Aucun écrivain ne peut se targuer d’être la « rupture », car on est vraiment le produit de ce qui a été avant. La littérature est comme une baguette de barbe à papa, elle tourne en rond en se remplissant de plus en plus. On ne peut pas imaginer un Camus absurde sans un Dostoïevski nerveux et épileptique et un Nietzsche demi-fou, demi génie, ou un Kateb Yacine sans Faulkner et Joyce. Et même un Ait Menguellet ne peut exister sans les Baudelaire et autres Slimane Azem. Les influences sont multiples pour chaque auteur et la vie qu’il va mener lui donnera une sorte de nuance à ce qu’il va écrire, sinon c’est le même refrain poétique qui revient de Shakespeare à Nezzar Kebani. Chacun essaye de le traduire à sa manière et dans sa langue. Et c’est ce que j’essaye de faire en tamazight. Aussi, pour notre cas, ou notre langue n’a presque jamais été écrite avant le siècle dernier, on avait besoin d’un choc psychologique pour passer à l’écrit et ce choc était un Mouloud Mammeri besogneux et amoureux et un génial Muhya et des dizaines de rêveurs comme Aliche, Mezdad, Ben Mohamed, Ait Ighil …

Vous avez, dans plusieurs de vos nouvelles, évoqué la vie des étudiants, pourquoi revenir à cette étape dans un travail littéraire, pourtant les sujets traités, l’amour, en l’occurrence, peut être vécu même en dehors de la fac ?

Non, je ne crois pas que j’ai traité de la vie des étudiants plus que d’autres. Car il n’y a que la nouvelle Tatabatata qui traite de ce sujet, sinon les autres nouvelles parlent du mariage, du tremblement de terre de 2003, du vol et de la prostitution, de la torture, du terrorisme et même d’un chien qui a perdu l’amour de sa vie (rire).

Tamazight a besoin de plus d’efforts, comment se présente le monde de l’édition pour cette langue ?
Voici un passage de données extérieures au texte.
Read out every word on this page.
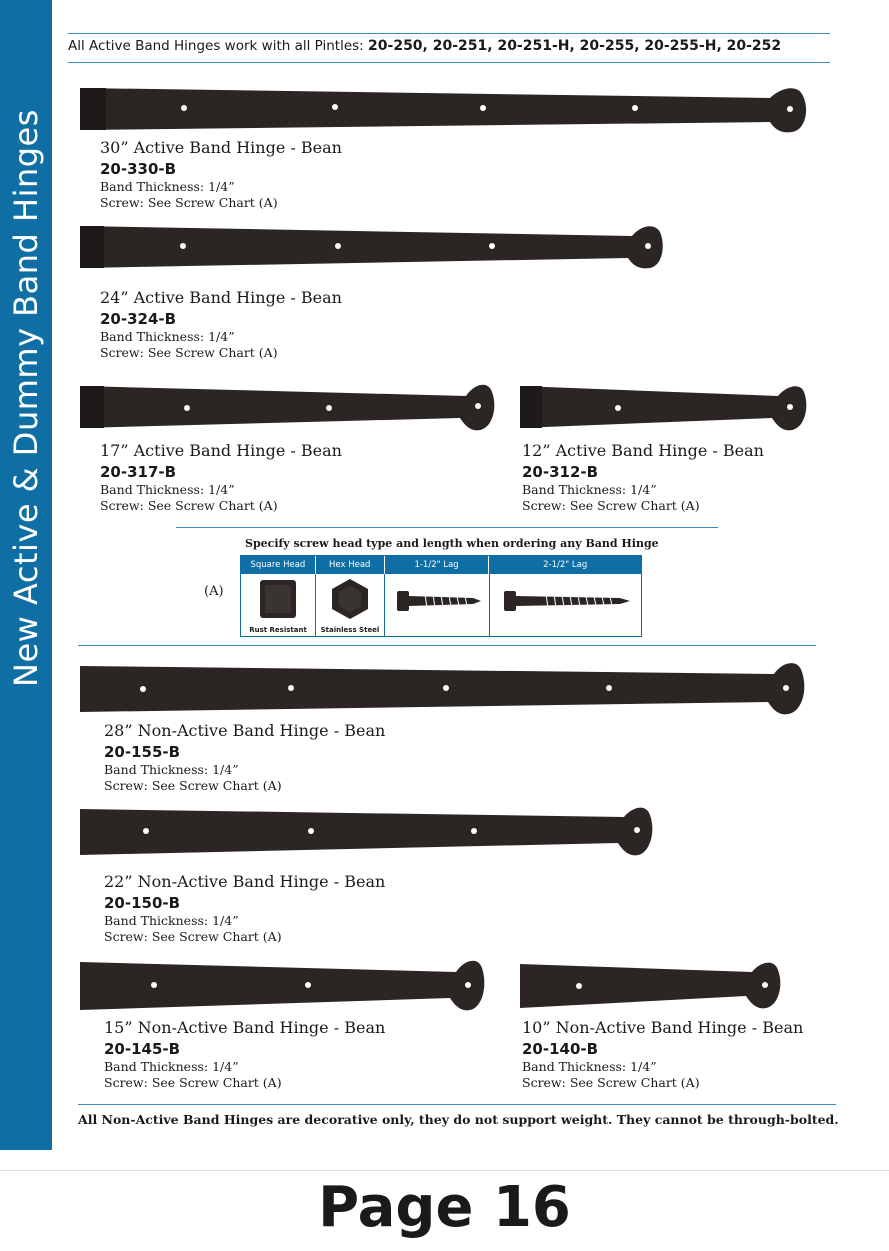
New Active & Dummy Band Hinges
All Active Band Hinges work with all Pintles: 20-250, 20-251, 20-251-H, 20-255, 20-255-H, 20-252
30” Active Band Hinge - Bean
20-330-B
Band Thickness: 1/4”
Screw: See Screw Chart (A)
24” Active Band Hinge - Bean
20-324-B
Band Thickness: 1/4”
Screw: See Screw Chart (A)
17” Active Band Hinge - Bean
20-317-B
Band Thickness: 1/4”
Screw: See Screw Chart (A)
12” Active Band Hinge - Bean
20-312-B
Band Thickness: 1/4”
Screw: See Screw Chart (A)
Specify screw head type and length when ordering any Band Hinge
(A)
Square Head	Hex Head	1-1/2" Lag	2-1/2" Lag
Rust Resistant	Stainless Steel
28” Non-Active Band Hinge - Bean
20-155-B
Band Thickness: 1/4”
Screw: See Screw Chart (A)
22” Non-Active Band Hinge - Bean
20-150-B
Band Thickness: 1/4”
Screw: See Screw Chart (A)
15” Non-Active Band Hinge - Bean
20-145-B
Band Thickness: 1/4”
Screw: See Screw Chart (A)
10” Non-Active Band Hinge - Bean
20-140-B
Band Thickness: 1/4”
Screw: See Screw Chart (A)
All Non-Active Band Hinges are decorative only, they do not support weight. They cannot be through-bolted.
Page 16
Je suis la preuve vivante qu’il y a un vrai problème d’édition en Algérie, surtout dans le cas de tamazight. Presque 30 ans d’écriture et je n’ai réussi, tant bien que mal, qu’à placer 2 ou 3 paragraphes dans les revues en tamazight depuis les années 90. En plus, elles ne se sont même pas vendues. (Rire) C’est vrai qu’il y a quelques maisons d’éditions qui viennent de voir le jour et je leur souhaite de la réussite car on a vraiment besoin d’elles pour fixer tamazight une fois pour toute sur papier. Mais est-ce que ça va suffire et …durer ? Sans oublier l’effort fourni par les «chevaliers» de l’ombre qui sont au HCA, qui malgré un environnement très hostile, ont réussi à publier 150 livres en tamazight. Je sais que c’est peu par rapport à la floraison dantesque et phénoménale du nombre d’auteurs. On croit deviner que ce siècle sera dans la littérature algérienne celui des écrivains en tamazight. Je ne suis pas sûr de moi, mais je crois que le nombre d’écrivains en tamazight, en rapport au nombre de locuteurs, sont plus nombreux que ceux qui écrivent en arabe et en français. Et si vous me le permettez, je profite de l’occasion pour remercier mes deux sœurs (Baya et Lynda) qui ont donné beaucoup d’elles-mêmes pour la mise sur ordinateur de mes écrits et les nombreuses corrections qu’elles ont apportées et aussi un grand remerciement à mon ami et frère Hadj Saïd Abdennour.